Whenever a conflict or a problem arises involving one or more of my kids, two things simultaneously happen in me:
1. I have a desire and instinct to be that loving, wise parent.
2. I have my own (usually negative) personal reaction and feelings about what is happening.
These two things get tangled really, really quickly. I have a keen awareness that these two things happen and that they are separate things. I realize they need to be separated. I realize also that more often than not, they WORK AGAINST one another. My #2 really messes with my #1 in a bad way. But even though I know these things in my brain, I am not yet able to compartmentalize well enough - that is, to exert self-control enough - to keep them apart, and allow #1 to override #2 every time.
"What were you thinking?"
"Oh my gosh, I can't believe you just did that!"
"Knock it off!"
"You left it at school AGAIN?"
"You guys are making me crazy!"
All these kinds of statements are my personal, emotional reactions, usually stated in exasperation or even, at times, anger. They are statements being influenced by my circumstances, my mood, how filled up I am spiritually, how many other things are on my mind, how I was parented, how I feel about myself, and fifty other things. However, regardless of their roots, they are still careless words which do not benefit or parent my kids in any way. This may sound harsh, but for me, it's lazy parenting. I know better, and I still sometimes vent my feelings in this way.

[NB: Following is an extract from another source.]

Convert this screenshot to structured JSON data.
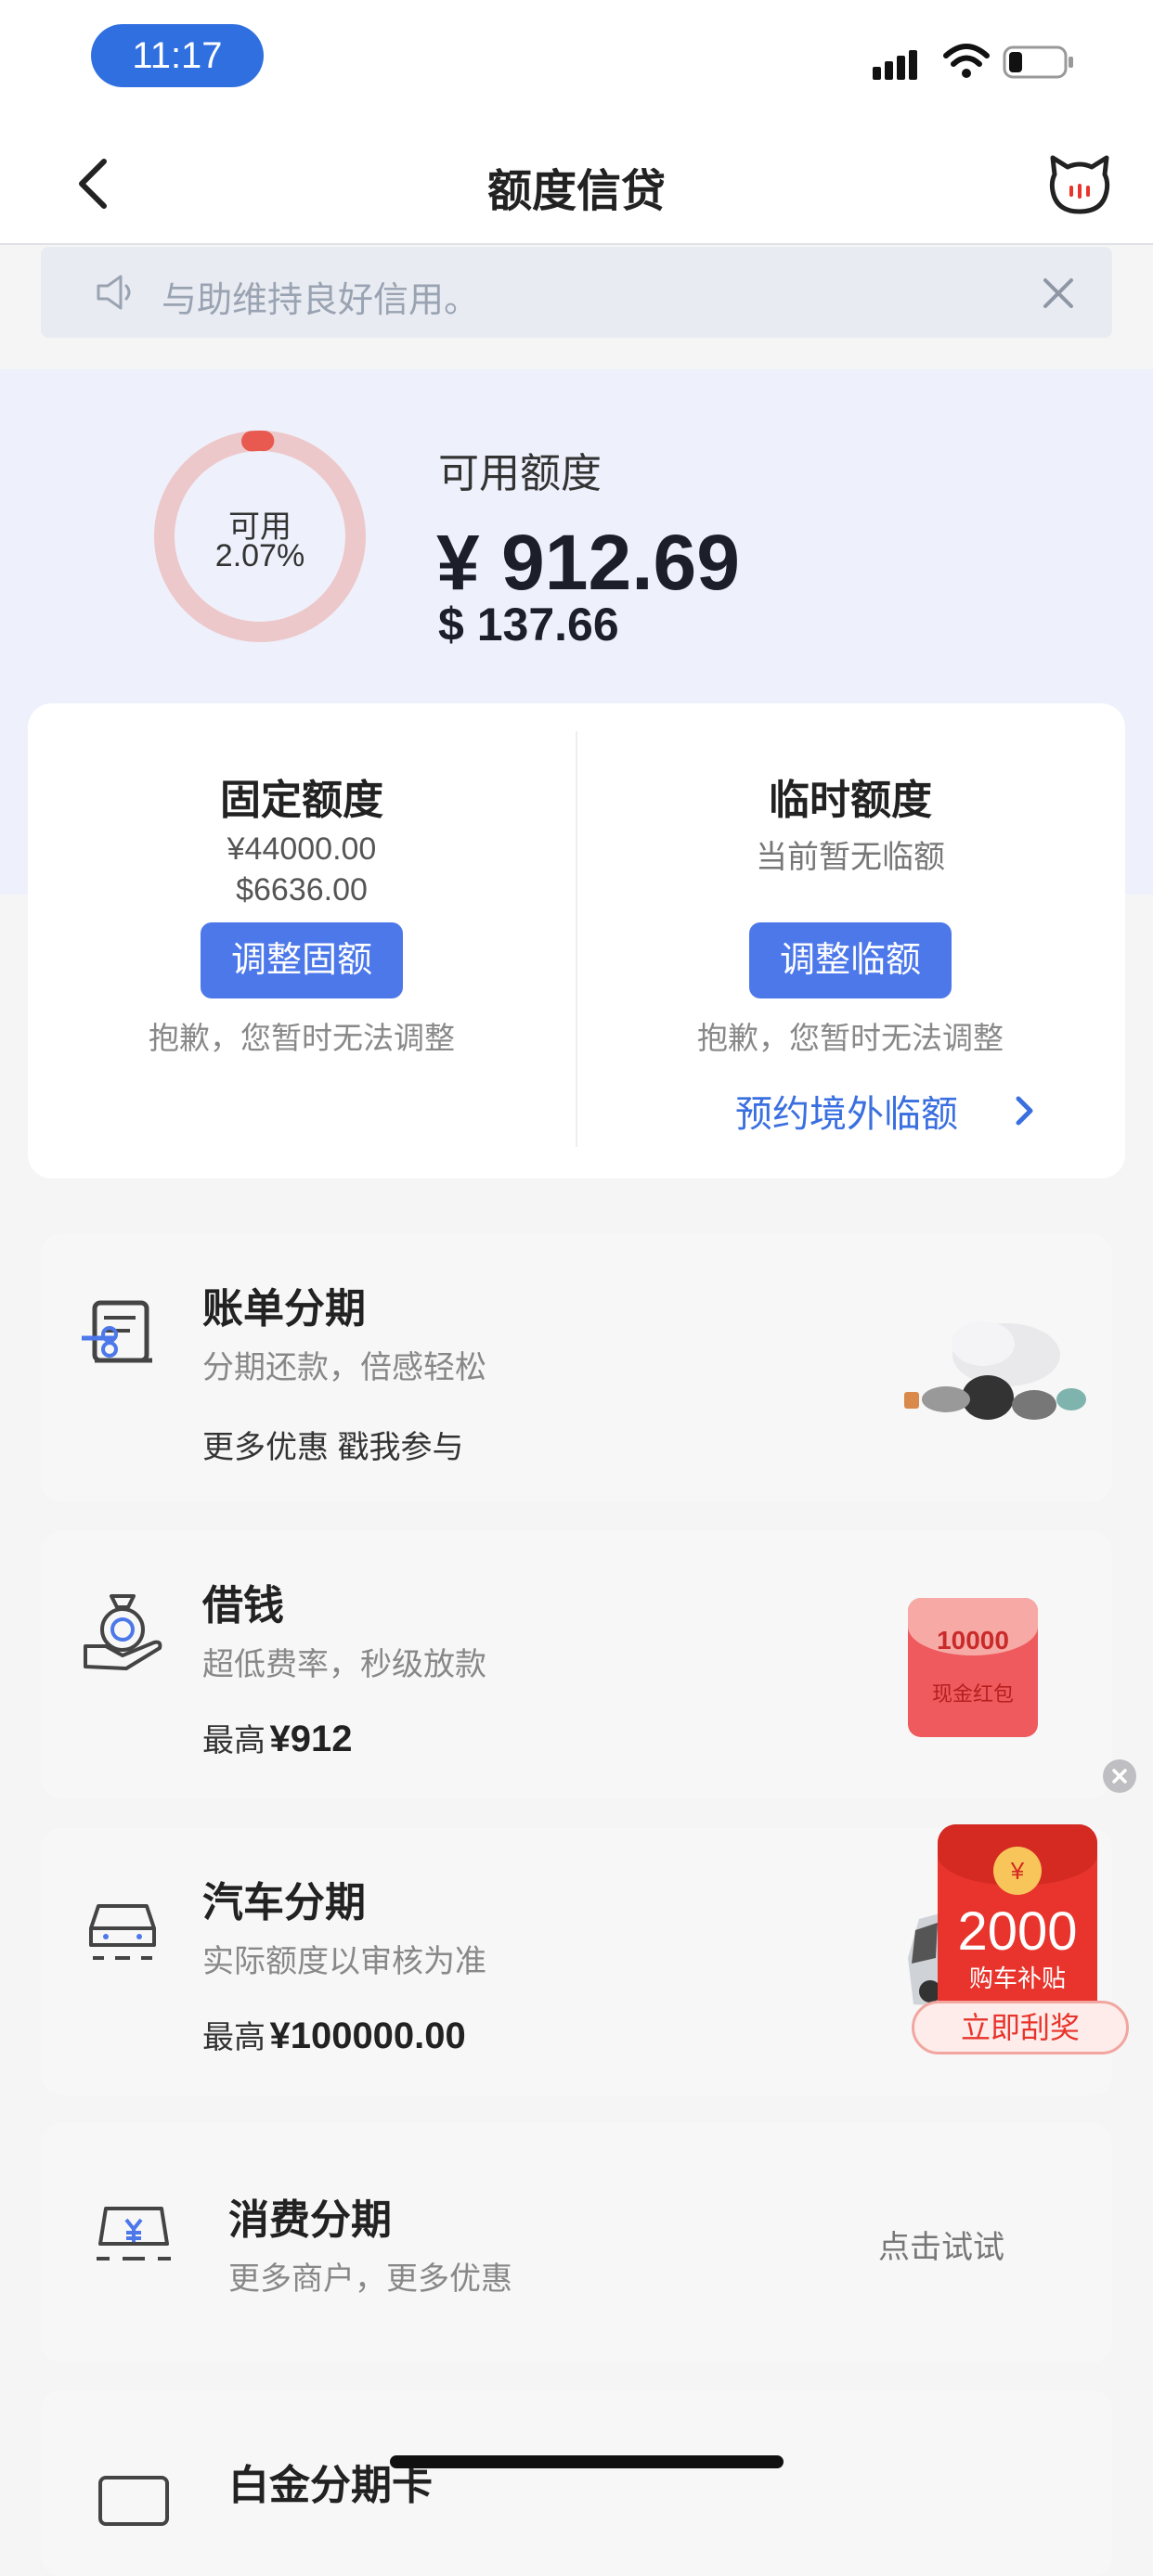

Clarity in my job description helps. My kids have been entrusted to me so that I parent them. Not for me to burden them with my emotional baggage, neediness, or arbitrary expectations. And all this matters SO VERY much when we talk about discipline because it is done best when we are functioning as intentional parents, not as women simply reacting.
This week, try to go about your parenting business as usual, and observe yourself. That's what I've been doing. How much of your parenting is simply reaction, and how much of it is intentional communication motivated by love? How often are you filled up enough to allow your good parenting instincts to override that desire to react and indulge your negative emotions?
And think about this: how often does your guilt and shame from doing the latter interfere and exhaust and demotivate you? I'm guessing as often as it does me. But this is not Grace on a Thursday. Maybe I'll address that in a few days (or click on the "shame is my game" tag on the right for more on this running theme in my life). For now, just notice it. Watch and listen to yourself.
Let's try to be more mindful of the two parts of our responses to our kids. And maybe that way, we'll be able to see our choices more clearly.